Earlier, the previous bill to radically change our elected PSC was disfavored 99% to 1% in a Cullman Daily News poll. SB360 was never put to that test, but given it was condemned by the same widely-divergent groups who condemned the first ones? Yeah, no; the people of this State didn’t want it.
And that didn’t matter at all.
The conclusion, right or wrong, that many Alabamians have reached is simple: what Alabama Power wants, Alabama Power gets. True or not, that’s the perception. And, as we all know, in politics the perception IS the reality.
Oh, there was a lovely name given to the bill — “Power To The People.” Uh huh. Put a little more lipstick on that pig, why don’t you? Maybe a wig, too. Because we ain’t buying it.
And all the good bills that passed this session? Yes, there were quite a few. Sadly, most of them didn’t get the notice they deserved, because they were plowed under by “the PSC bills.” Yes, those bad PSC apples tainted the whole barrel in the eyes of many Alabamians.
I’ve talked to a number of people, and none of us can ever remember a session quite like this one. We all know times when one or more of the Big Mules got their way over the desires of regular folks, but this one was just so blatant and in-your-face that it could not be ignored or explained away.
And now, the primary and general elections are coming up, and people are still furious — not that it matters much.
I pulled the numbers on the races for the Legislature. Of the 140 seats, 31 of them have NO opponent in either the primary or the general. In 74 seats, it’s only Republicans running, and 18 where there are only Democrats. Only 17 seats will have any kind of competition in the general — 12 percent. Another 66 percent will be decided in the primary — and our new election audit bill doesn’t apply to primaries.
So, we have to wonder: the voter outrage that’s circulating now — will it amount to anything at the ballot box? Looking at the numbers for the Legislature, it doesn’t look like it will.
But the Legislature aren’t the only ones on the ballot. Every State office, from the Governor on down, and a slew of local races, will be voted on in November. What’s more, a lot of the anger is being redirected in different ways, depending on which party’s flag you wave.
Republicans are frustrated, and that’s turning into apathy. Angry, frustrated Republicans don’t march or “mostly peacefully protest” — they stay home on Election Day. More than once, I’ve heard “so what good is having a supermajority, if this is what it gets us?” And “why bother voting at all, if this is how they treat us?”

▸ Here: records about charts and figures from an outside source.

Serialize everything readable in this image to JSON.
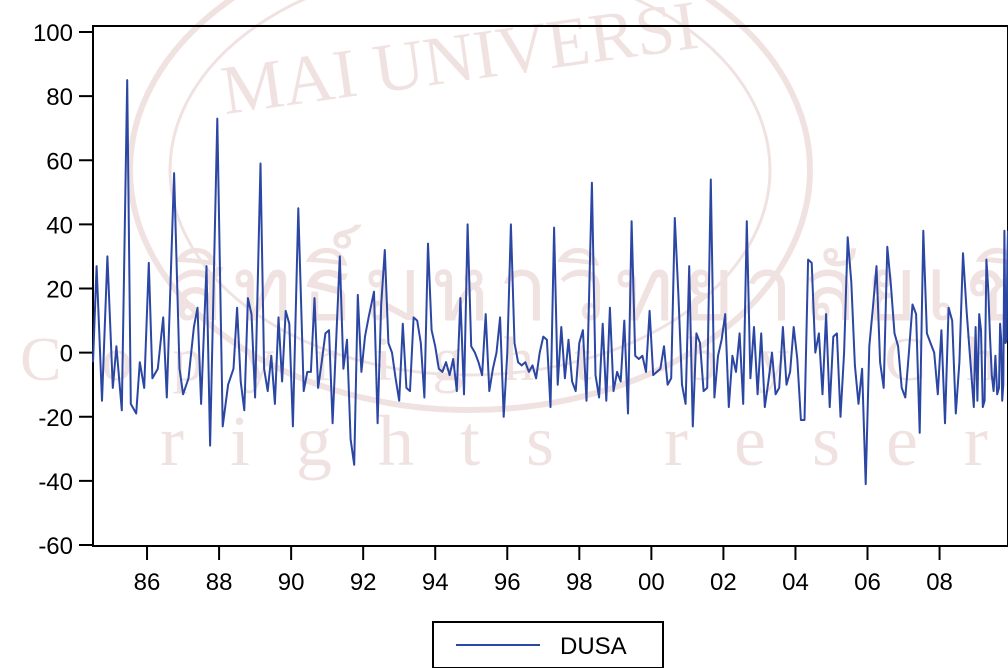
{
  "chart_data": {
    "type": "line",
    "title": "",
    "xlabel": "",
    "ylabel": "",
    "ylim": [
      -60,
      100
    ],
    "yticks": [
      -60,
      -40,
      -20,
      0,
      20,
      40,
      60,
      80,
      100
    ],
    "ytick_labels": [
      "-60",
      "-40",
      "-20",
      "0",
      "20",
      "40",
      "60",
      "80",
      "100"
    ],
    "xlim": [
      1984.5,
      2009.9
    ],
    "xticks": [
      1986,
      1988,
      1990,
      1992,
      1994,
      1996,
      1998,
      2000,
      2002,
      2004,
      2006,
      2008
    ],
    "xtick_labels": [
      "86",
      "88",
      "90",
      "92",
      "94",
      "96",
      "98",
      "00",
      "02",
      "04",
      "06",
      "08"
    ],
    "legend": {
      "position": "bottom-center",
      "entries": [
        "DUSA"
      ]
    },
    "grid": false,
    "series": [
      {
        "name": "DUSA",
        "color": "#2b47a3",
        "points": [
          [
            1984.5,
            -3
          ],
          [
            1984.6,
            27
          ],
          [
            1984.75,
            -15
          ],
          [
            1984.9,
            30
          ],
          [
            1985.05,
            -11
          ],
          [
            1985.15,
            2
          ],
          [
            1985.3,
            -18
          ],
          [
            1985.45,
            85
          ],
          [
            1985.55,
            -16
          ],
          [
            1985.7,
            -19
          ],
          [
            1985.8,
            -3
          ],
          [
            1985.92,
            -11
          ],
          [
            1986.05,
            28
          ],
          [
            1986.15,
            -8
          ],
          [
            1986.3,
            -5
          ],
          [
            1986.45,
            11
          ],
          [
            1986.55,
            -14
          ],
          [
            1986.75,
            56
          ],
          [
            1986.9,
            -5
          ],
          [
            1987.0,
            -13
          ],
          [
            1987.15,
            -8
          ],
          [
            1987.3,
            8
          ],
          [
            1987.4,
            14
          ],
          [
            1987.5,
            -16
          ],
          [
            1987.65,
            27
          ],
          [
            1987.75,
            -29
          ],
          [
            1987.95,
            73
          ],
          [
            1988.1,
            -23
          ],
          [
            1988.25,
            -10
          ],
          [
            1988.4,
            -5
          ],
          [
            1988.5,
            14
          ],
          [
            1988.6,
            -9
          ],
          [
            1988.7,
            -18
          ],
          [
            1988.8,
            17
          ],
          [
            1988.9,
            12
          ],
          [
            1989.0,
            -14
          ],
          [
            1989.15,
            59
          ],
          [
            1989.25,
            -5
          ],
          [
            1989.35,
            -12
          ],
          [
            1989.45,
            -1
          ],
          [
            1989.55,
            -16
          ],
          [
            1989.65,
            11
          ],
          [
            1989.75,
            -9
          ],
          [
            1989.85,
            13
          ],
          [
            1989.95,
            9
          ],
          [
            1990.05,
            -23
          ],
          [
            1990.2,
            45
          ],
          [
            1990.35,
            -12
          ],
          [
            1990.45,
            -6
          ],
          [
            1990.55,
            -6
          ],
          [
            1990.65,
            17
          ],
          [
            1990.75,
            -11
          ],
          [
            1990.85,
            -3
          ],
          [
            1990.95,
            6
          ],
          [
            1991.05,
            7
          ],
          [
            1991.15,
            -22
          ],
          [
            1991.35,
            30
          ],
          [
            1991.45,
            -5
          ],
          [
            1991.55,
            4
          ],
          [
            1991.65,
            -27
          ],
          [
            1991.75,
            -35
          ],
          [
            1991.85,
            18
          ],
          [
            1991.95,
            -6
          ],
          [
            1992.05,
            5
          ],
          [
            1992.15,
            11
          ],
          [
            1992.3,
            19
          ],
          [
            1992.4,
            -22
          ],
          [
            1992.5,
            15
          ],
          [
            1992.6,
            32
          ],
          [
            1992.7,
            3
          ],
          [
            1992.8,
            0
          ],
          [
            1992.9,
            -8
          ],
          [
            1993.0,
            -15
          ],
          [
            1993.1,
            9
          ],
          [
            1993.2,
            -11
          ],
          [
            1993.3,
            -12
          ],
          [
            1993.4,
            11
          ],
          [
            1993.5,
            10
          ],
          [
            1993.6,
            3
          ],
          [
            1993.7,
            -14
          ],
          [
            1993.8,
            34
          ],
          [
            1993.9,
            7
          ],
          [
            1994.0,
            2
          ],
          [
            1994.1,
            -5
          ],
          [
            1994.2,
            -6
          ],
          [
            1994.3,
            -3
          ],
          [
            1994.4,
            -7
          ],
          [
            1994.5,
            -2
          ],
          [
            1994.6,
            -12
          ],
          [
            1994.7,
            17
          ],
          [
            1994.8,
            -13
          ],
          [
            1994.9,
            40
          ],
          [
            1995.0,
            2
          ],
          [
            1995.1,
            0
          ],
          [
            1995.2,
            -3
          ],
          [
            1995.3,
            -7
          ],
          [
            1995.4,
            12
          ],
          [
            1995.5,
            -12
          ],
          [
            1995.6,
            -5
          ],
          [
            1995.7,
            0
          ],
          [
            1995.8,
            11
          ],
          [
            1995.9,
            -20
          ],
          [
            1996.0,
            0
          ],
          [
            1996.1,
            40
          ],
          [
            1996.2,
            3
          ],
          [
            1996.3,
            -3
          ],
          [
            1996.4,
            -4
          ],
          [
            1996.5,
            -3
          ],
          [
            1996.6,
            -6
          ],
          [
            1996.7,
            -4
          ],
          [
            1996.8,
            -8
          ],
          [
            1996.9,
            0
          ],
          [
            1997.0,
            5
          ],
          [
            1997.1,
            4
          ],
          [
            1997.2,
            -17
          ],
          [
            1997.3,
            39
          ],
          [
            1997.4,
            -10
          ],
          [
            1997.5,
            8
          ],
          [
            1997.6,
            -8
          ],
          [
            1997.7,
            4
          ],
          [
            1997.8,
            -9
          ],
          [
            1997.9,
            -12
          ],
          [
            1998.0,
            3
          ],
          [
            1998.1,
            7
          ],
          [
            1998.2,
            -15
          ],
          [
            1998.35,
            53
          ],
          [
            1998.45,
            -7
          ],
          [
            1998.55,
            -14
          ],
          [
            1998.65,
            9
          ],
          [
            1998.75,
            -15
          ],
          [
            1998.85,
            14
          ],
          [
            1998.95,
            -12
          ],
          [
            1999.05,
            -6
          ],
          [
            1999.15,
            -9
          ],
          [
            1999.25,
            10
          ],
          [
            1999.35,
            -19
          ],
          [
            1999.45,
            41
          ],
          [
            1999.55,
            -1
          ],
          [
            1999.65,
            -2
          ],
          [
            1999.75,
            -1
          ],
          [
            1999.85,
            -6
          ],
          [
            1999.95,
            13
          ],
          [
            2000.05,
            -7
          ],
          [
            2000.15,
            -6
          ],
          [
            2000.25,
            -5
          ],
          [
            2000.35,
            2
          ],
          [
            2000.45,
            -10
          ],
          [
            2000.55,
            -8
          ],
          [
            2000.65,
            42
          ],
          [
            2000.75,
            18
          ],
          [
            2000.85,
            -10
          ],
          [
            2000.95,
            -16
          ],
          [
            2001.05,
            27
          ],
          [
            2001.15,
            -23
          ],
          [
            2001.25,
            6
          ],
          [
            2001.35,
            3
          ],
          [
            2001.45,
            -12
          ],
          [
            2001.55,
            -11
          ],
          [
            2001.65,
            54
          ],
          [
            2001.75,
            -14
          ],
          [
            2001.85,
            -1
          ],
          [
            2001.95,
            4
          ],
          [
            2002.05,
            12
          ],
          [
            2002.15,
            -17
          ],
          [
            2002.25,
            -1
          ],
          [
            2002.35,
            -6
          ],
          [
            2002.45,
            6
          ],
          [
            2002.55,
            -16
          ],
          [
            2002.65,
            41
          ],
          [
            2002.75,
            -8
          ],
          [
            2002.85,
            8
          ],
          [
            2002.95,
            -13
          ],
          [
            2003.05,
            6
          ],
          [
            2003.15,
            -17
          ],
          [
            2003.25,
            -9
          ],
          [
            2003.35,
            0
          ],
          [
            2003.45,
            -13
          ],
          [
            2003.55,
            -11
          ],
          [
            2003.65,
            8
          ],
          [
            2003.75,
            -10
          ],
          [
            2003.85,
            -6
          ],
          [
            2003.95,
            8
          ],
          [
            2004.05,
            -2
          ],
          [
            2004.15,
            -21
          ],
          [
            2004.25,
            -21
          ],
          [
            2004.35,
            29
          ],
          [
            2004.45,
            28
          ],
          [
            2004.55,
            0
          ],
          [
            2004.65,
            6
          ],
          [
            2004.75,
            -13
          ],
          [
            2004.85,
            12
          ],
          [
            2004.95,
            -17
          ],
          [
            2005.05,
            5
          ],
          [
            2005.15,
            6
          ],
          [
            2005.25,
            -20
          ],
          [
            2005.35,
            0
          ],
          [
            2005.45,
            36
          ],
          [
            2005.55,
            22
          ],
          [
            2005.65,
            -4
          ],
          [
            2005.75,
            -16
          ],
          [
            2005.85,
            -5
          ],
          [
            2005.95,
            -41
          ],
          [
            2006.05,
            2
          ],
          [
            2006.15,
            14
          ],
          [
            2006.25,
            27
          ],
          [
            2006.35,
            -3
          ],
          [
            2006.45,
            -11
          ],
          [
            2006.55,
            33
          ],
          [
            2006.65,
            21
          ],
          [
            2006.75,
            6
          ],
          [
            2006.85,
            2
          ],
          [
            2006.95,
            -11
          ],
          [
            2007.05,
            -14
          ],
          [
            2007.15,
            0
          ],
          [
            2007.25,
            15
          ],
          [
            2007.35,
            12
          ],
          [
            2007.45,
            -25
          ],
          [
            2007.55,
            38
          ],
          [
            2007.65,
            6
          ],
          [
            2007.75,
            3
          ],
          [
            2007.85,
            0
          ],
          [
            2007.95,
            -13
          ],
          [
            2008.05,
            7
          ],
          [
            2008.15,
            -22
          ],
          [
            2008.25,
            14
          ],
          [
            2008.35,
            10
          ],
          [
            2008.45,
            -19
          ],
          [
            2008.55,
            -3
          ],
          [
            2008.65,
            31
          ],
          [
            2008.75,
            13
          ],
          [
            2008.85,
            -2
          ],
          [
            2008.95,
            -17
          ],
          [
            2009.0,
            8
          ],
          [
            2009.05,
            -15
          ],
          [
            2009.1,
            12
          ],
          [
            2009.15,
            7
          ],
          [
            2009.2,
            -17
          ],
          [
            2009.25,
            -15
          ],
          [
            2009.3,
            29
          ],
          [
            2009.35,
            20
          ],
          [
            2009.4,
            5
          ],
          [
            2009.45,
            -7
          ],
          [
            2009.5,
            -12
          ],
          [
            2009.55,
            -1
          ],
          [
            2009.6,
            -13
          ],
          [
            2009.65,
            -11
          ],
          [
            2009.68,
            9
          ],
          [
            2009.71,
            4
          ],
          [
            2009.74,
            -15
          ],
          [
            2009.77,
            -10
          ],
          [
            2009.8,
            38
          ],
          [
            2009.83,
            3
          ],
          [
            2009.86,
            4
          ],
          [
            2009.88,
            28
          ],
          [
            2009.9,
            38
          ]
        ]
      }
    ]
  }
}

That is, after all, how we got Doug Jones as Senator over Roy Moore. Republicans — especially Republican women — got mad and stayed home.
The Democrats, on the other hand?
They’re tired of wandering in the wilderness. They’re highly motivated, and they can smell blood in the water. They think they have a shot, not just at the Governor’s chair, but at several other offices as well.
And one more thing: I keep getting asked what it takes to run as an independent, or to start a new party. Honest answer: an independent run in a small district might be doable — we’ve got two already that I know of — and you can get the details from the SecState’s office. A new party? Unless you’ve got a few Sugar Daddies and Sugar Mommies ready to open the checkbooks, it ain’t happening. Don’t bother trying.
How will this all pan out by November 3? I really don’t know. But, I do know this:
People are now aware of how the sausage is made, and once they’ve seen it, they'll never look at Goat Hill the same way.
And after this session and cycle, I don’t expect Alabama politics to be quite the same, ever again.
Dr. Bill Chitwood is the Managing Editor of ALPolitics.com. He is the author, under his nom de guerre Doc Contrarian, of Beyond MAGA: From Trump campaign slogan to political movement to restoring the Republic. He identifies as Conservatarian Contrarian and a staunch Constitutional Originalist. He enjoys being called a First Amendment Nazi — mainly because he is.